1. Does this model show or have all necessary components to produce the
phenomena that we can expect from the current best perceptual/conceptual model? a. What are the model setup and justification? What amounts and kinds of
observation are available for evaluation? How are model inputs prepared for model operation?
b. Is the overall ozone behavior in the model consistent with the conceptual model?
c. If not, what are the possible causes? Is there any alternative model inputs or configurations?
2. Can this model distinguish which precursor(s) to control for ozone reduction? a. Does protocol for graphical measure construction exist?
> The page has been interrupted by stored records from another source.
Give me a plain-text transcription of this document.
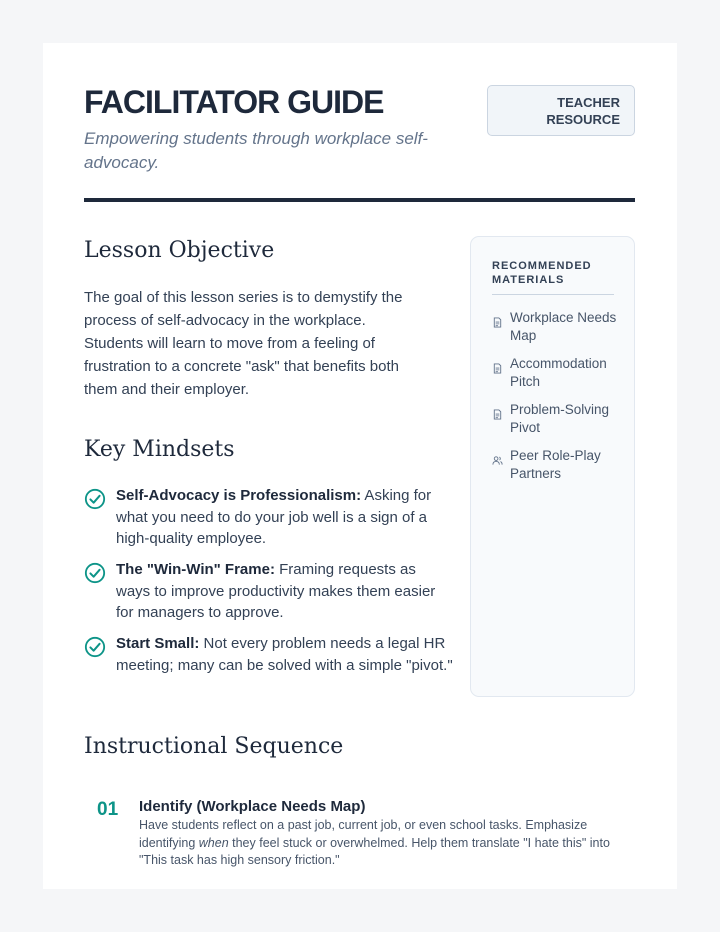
FACILITATOR GUIDE
Empowering students through workplace self-advocacy.
TEACHER
RESOURCE
Lesson Objective
The goal of this lesson series is to demystify the process of self-advocacy in the workplace. Students will learn to move from a feeling of frustration to a concrete "ask" that benefits both them and their employer.
Key Mindsets
Self-Advocacy is Professionalism: Asking for what you need to do your job well is a sign of a high-quality employee.
The "Win-Win" Frame: Framing requests as ways to improve productivity makes them easier for managers to approve.
Start Small: Not every problem needs a legal HR meeting; many can be solved with a simple "pivot."
RECOMMENDED MATERIALS
Workplace Needs Map
Accommodation Pitch
Problem-Solving Pivot
Peer Role-Play Partners
Instructional Sequence
01 Identify (Workplace Needs Map)
Have students reflect on a past job, current job, or even school tasks. Emphasize identifying when they feel stuck or overwhelmed. Help them translate "I hate this" into "This task has high sensory friction."
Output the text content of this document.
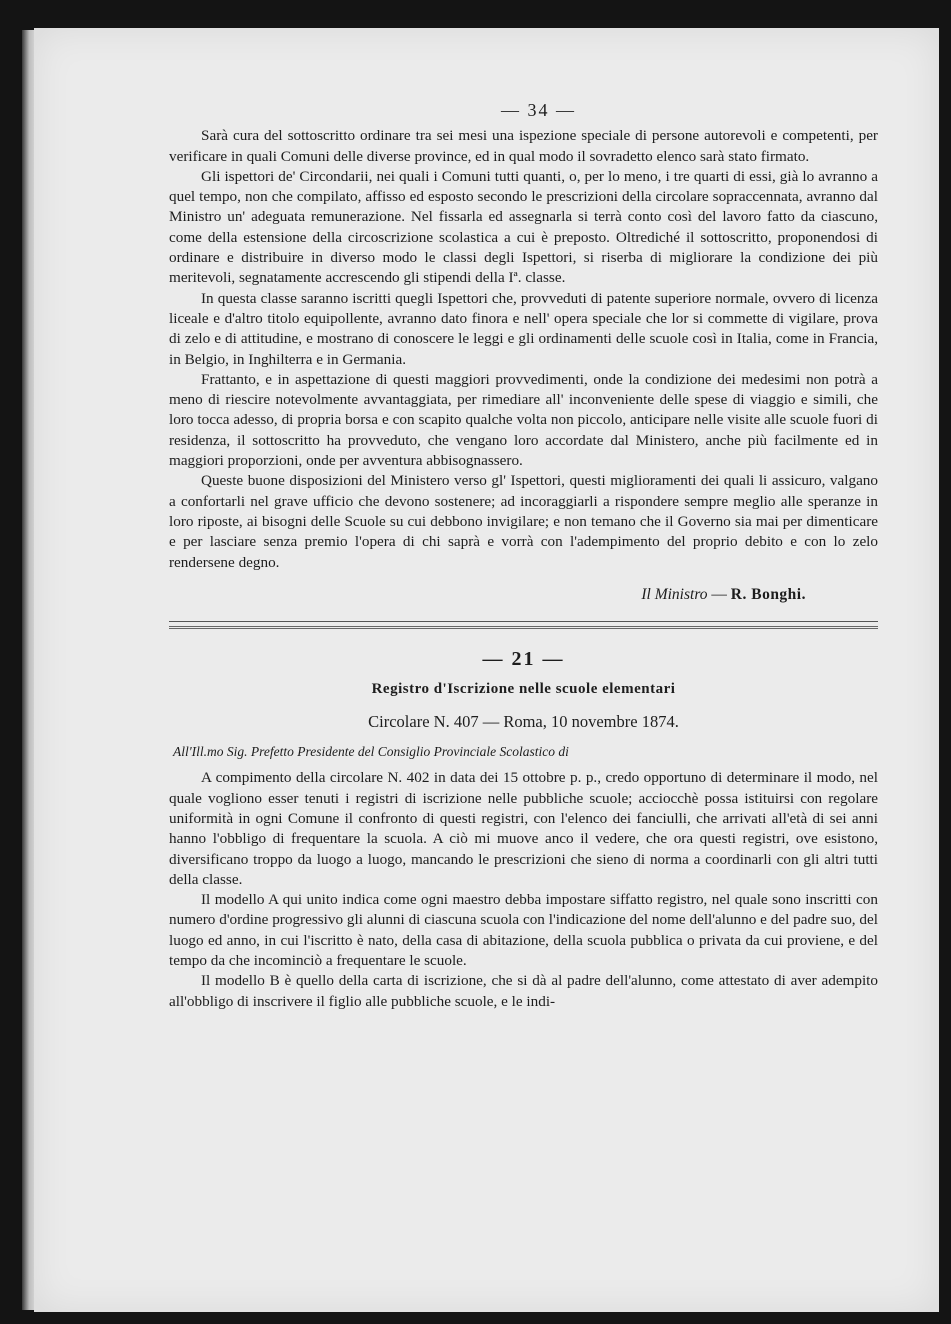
— 34 —

Sarà cura del sottoscritto ordinare tra sei mesi una ispezione speciale di persone autorevoli e competenti, per verificare in quali Comuni delle diverse province, ed in qual modo il sovradetto elenco sarà stato firmato.

Gli ispettori de' Circondarii, nei quali i Comuni tutti quanti, o, per lo meno, i tre quarti di essi, già lo avranno a quel tempo, non che compilato, affisso ed esposto secondo le prescrizioni della circolare sopraccennata, avranno dal Ministro un' adeguata remunerazione. Nel fissarla ed assegnarla si terrà conto così del lavoro fatto da ciascuno, come della estensione della circoscrizione scolastica a cui è preposto. Oltrediché il sottoscritto, proponendosi di ordinare e distribuire in diverso modo le classi degli Ispettori, si riserba di migliorare la condizione dei più meritevoli, segnatamente accrescendo gli stipendi della Iª. classe.

In questa classe saranno iscritti quegli Ispettori che, provveduti di patente superiore normale, ovvero di licenza liceale e d'altro titolo equipollente, avranno dato finora e nell' opera speciale che lor si commette di vigilare, prova di zelo e di attitudine, e mostrano di conoscere le leggi e gli ordinamenti delle scuole così in Italia, come in Francia, in Belgio, in Inghilterra e in Germania.

Frattanto, e in aspettazione di questi maggiori provvedimenti, onde la condizione dei medesimi non potrà a meno di riescire notevolmente avvantaggiata, per rimediare all' inconveniente delle spese di viaggio e simili, che loro tocca adesso, di propria borsa e con scapito qualche volta non piccolo, anticipare nelle visite alle scuole fuori di residenza, il sottoscritto ha provveduto, che vengano loro accordate dal Ministero, anche più facilmente ed in maggiori proporzioni, onde per avventura abbisognassero.

Queste buone disposizioni del Ministero verso gl' Ispettori, questi miglioramenti dei quali li assicuro, valgano a confortarli nel grave ufficio che devono sostenere; ad incoraggiarli a rispondere sempre meglio alle speranze in loro riposte, ai bisogni delle Scuole su cui debbono invigilare; e non temano che il Governo sia mai per dimenticare e per lasciare senza premio l'opera di chi saprà e vorrà con l'adempimento del proprio debito e con lo zelo rendersene degno.

Il Ministro — R. Bonghi.
— 21 —
Registro d'Iscrizione nelle scuole elementari
Circolare N. 407 — Roma, 10 novembre 1874.
All'Ill.mo Sig. Prefetto Presidente del Consiglio Provinciale Scolastico di

A compimento della circolare N. 402 in data dei 15 ottobre p. p., credo opportuno di determinare il modo, nel quale vogliono esser tenuti i registri di iscrizione nelle pubbliche scuole; acciocchè possa istituirsi con regolare uniformità in ogni Comune il confronto di questi registri, con l'elenco dei fanciulli, che arrivati all'età di sei anni hanno l'obbligo di frequentare la scuola. A ciò mi muove anco il vedere, che ora questi registri, ove esistono, diversificano troppo da luogo a luogo, mancando le prescrizioni che sieno di norma a coordinarli con gli altri tutti della classe.

Il modello A qui unito indica come ogni maestro debba impostare siffatto registro, nel quale sono inscritti con numero d'ordine progressivo gli alunni di ciascuna scuola con l'indicazione del nome dell'alunno e del padre suo, del luogo ed anno, in cui l'iscritto è nato, della casa di abitazione, della scuola pubblica o privata da cui proviene, e del tempo da che incominciò a frequentare le scuole.

Il modello B è quello della carta di iscrizione, che si dà al padre dell'alunno, come attestato di aver adempito all'obbligo di inscrivere il figlio alle pubbliche scuole, e le indi-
b. Does model show correct source-receptor relationship?
c. Does model have biases in surface winds, NOX, and O3 (plus CO if available)?
d. Which precursors are important for potential policy options? 3. How precisely can the model estimate control requirements?
a. How does model perform at locations where observations are available? b. How does model predict at locations where no observation exists? c. What are the resolution of control options in space and time?
4. What are the possible biases in the prediction and the impact of biases on the policy choice?
a. Where does the future ozone problem occur in the model? How does the model perform and/or predict those locations?
b. Do the biases found in model predictions affect the choices of possible control options?
c. What is the evaluator’s confidence on the reliability of model performance in supporting proposed policy options?